Il sindaco di Scafa difende la sua amministrazione: noi siamo pronti a collaborare per ricostruire la verità
SCAFA. Concorsi falsati nei Comuni di Scafa e Spoltore, il sindaco di Scafa Giordano Di Fiore difende la sua amministrazione. «Noi non c’entriamo nulla con questi fatti che risalgono a tempi antecedenti la nostra elezione», precisa, «e i tre ex dipendenti comunali non sono più in servizio da tempo». Dopo la scoperta della Procura di Pescara di presunti concorsi falsati con il pubblico ministero Andrea Di Giovanni che ha chiesto il processo per quattro persone, il sindaco Di Fiore sceglie la linea della difesa «malgrado la nostra estraneità ai fatti contestati», avvenuti tra il 2019 e il 2022, «ma non è stato possibile fare altrimenti perché è un susseguirsi di telefonate di gente che vuole sapere cosa sia accaduto. Non c’entriamo nulla con quanto viene contestato».

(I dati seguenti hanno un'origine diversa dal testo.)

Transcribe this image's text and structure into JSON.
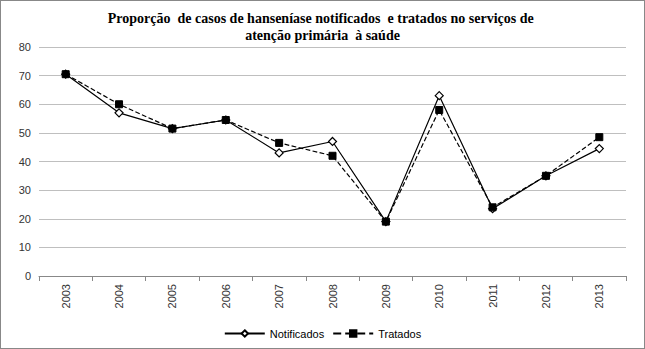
{
  "chart_data": {
    "type": "line",
    "title": "Proporção  de casos de hanseníase notificados  e tratados no serviços de atenção primária  à saúde",
    "categories": [
      "2003",
      "2004",
      "2005",
      "2006",
      "2007",
      "2008",
      "2009",
      "2010",
      "2011",
      "2012",
      "2013"
    ],
    "series": [
      {
        "name": "Notificados",
        "color": "#000000",
        "marker": "diamond",
        "line_style": "solid",
        "values": [
          70.5,
          57,
          51.5,
          54.5,
          43,
          47,
          19,
          63,
          23.5,
          35,
          44.5
        ]
      },
      {
        "name": "Tratados",
        "color": "#000000",
        "marker": "square",
        "line_style": "dashed",
        "values": [
          70.5,
          60,
          51.5,
          54.5,
          46.5,
          42,
          19,
          58,
          24,
          35,
          48.5
        ]
      }
    ],
    "ylim": [
      0,
      80
    ],
    "yticks": [
      0,
      10,
      20,
      30,
      40,
      50,
      60,
      70,
      80
    ],
    "grid": true,
    "legend": "bottom"
  }
}
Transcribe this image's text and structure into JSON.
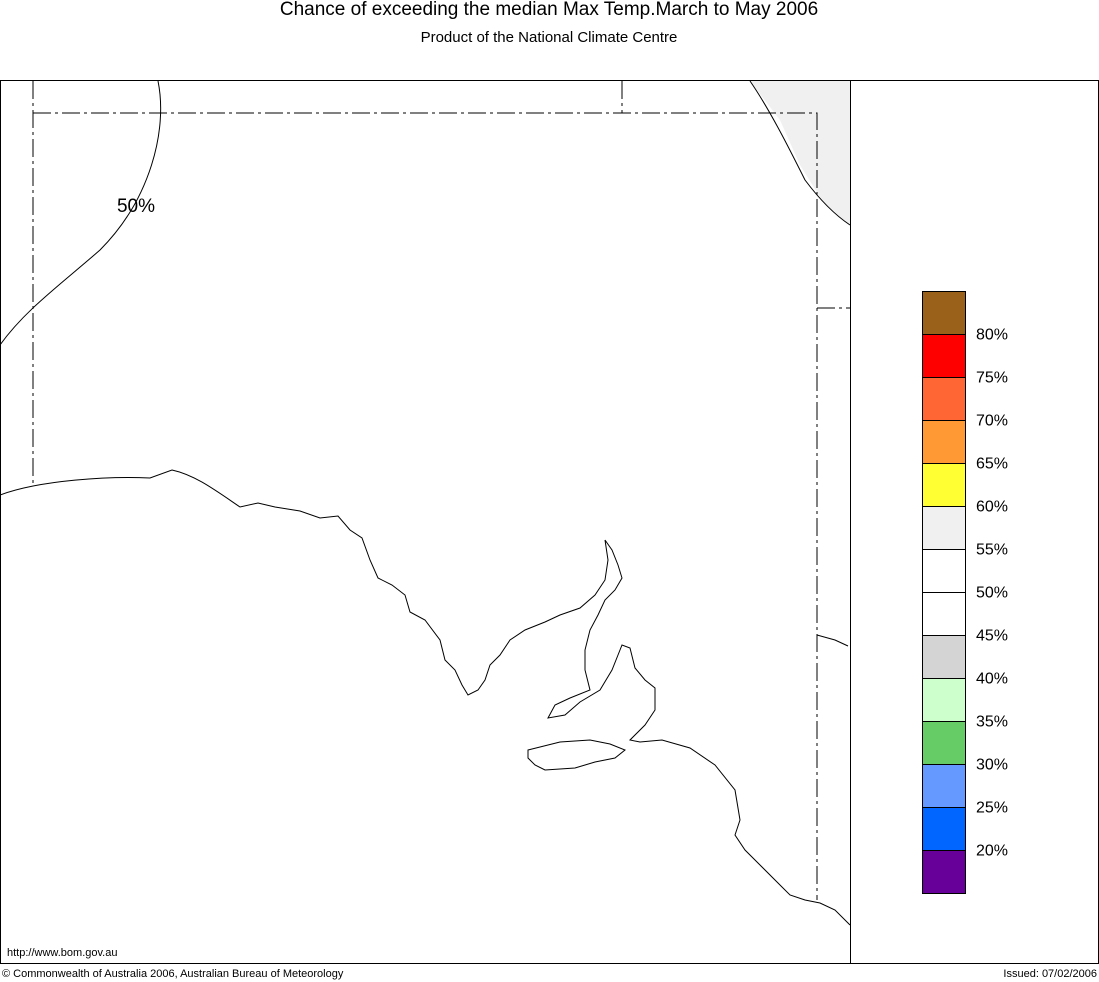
{
  "header": {
    "title": "Chance of exceeding the median Max Temp.March to May 2006",
    "subtitle": "Product of the National Climate Centre"
  },
  "map": {
    "contour_label": "50%",
    "url": "http://www.bom.gov.au"
  },
  "legend": {
    "colors": [
      "#996119",
      "#ff0000",
      "#ff6633",
      "#ff9933",
      "#ffff33",
      "#f0f0f0",
      "#ffffff",
      "#ffffff",
      "#d4d4d4",
      "#ccffcc",
      "#66cc66",
      "#6699ff",
      "#0066ff",
      "#660099"
    ],
    "labels": [
      "80%",
      "75%",
      "70%",
      "65%",
      "60%",
      "55%",
      "50%",
      "45%",
      "40%",
      "35%",
      "30%",
      "25%",
      "20%"
    ]
  },
  "footer": {
    "copyright": "© Commonwealth of Australia 2006, Australian Bureau of Meteorology",
    "issued": "Issued: 07/02/2006"
  }
}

Nel mirino dei magistrati le segretarie comunali Marzia D’Incecco e Stefania Coviello, all’epoca dei fatti rispettivamente in servizio a Scafa e Spoltore, che devono rispondere di falso ideologico. Gli altri due indagati sono Andrea Bufarale, ex responsabile finanziario del municipio di Scafa, e Luigi Tontodonati a cui vengono contestati reati di abuso d’ufficio e truffa per aver percepito denaro indebitamente. «Il Comune di Scafa», chiarisce il sindaco Di Fiore, «si mette a disposizione per concorrere a ricostruire la verità. Valuteremo come tutelare al meglio la posizione della persona giuridica del Comune poiché tutti devono sapere che nella nostra amministrazione si viene assunti se si compete alla pari, così come per fare progressione di carriera. Non esistono scorciatoie, così il nostro pensiero comune». (c.co.)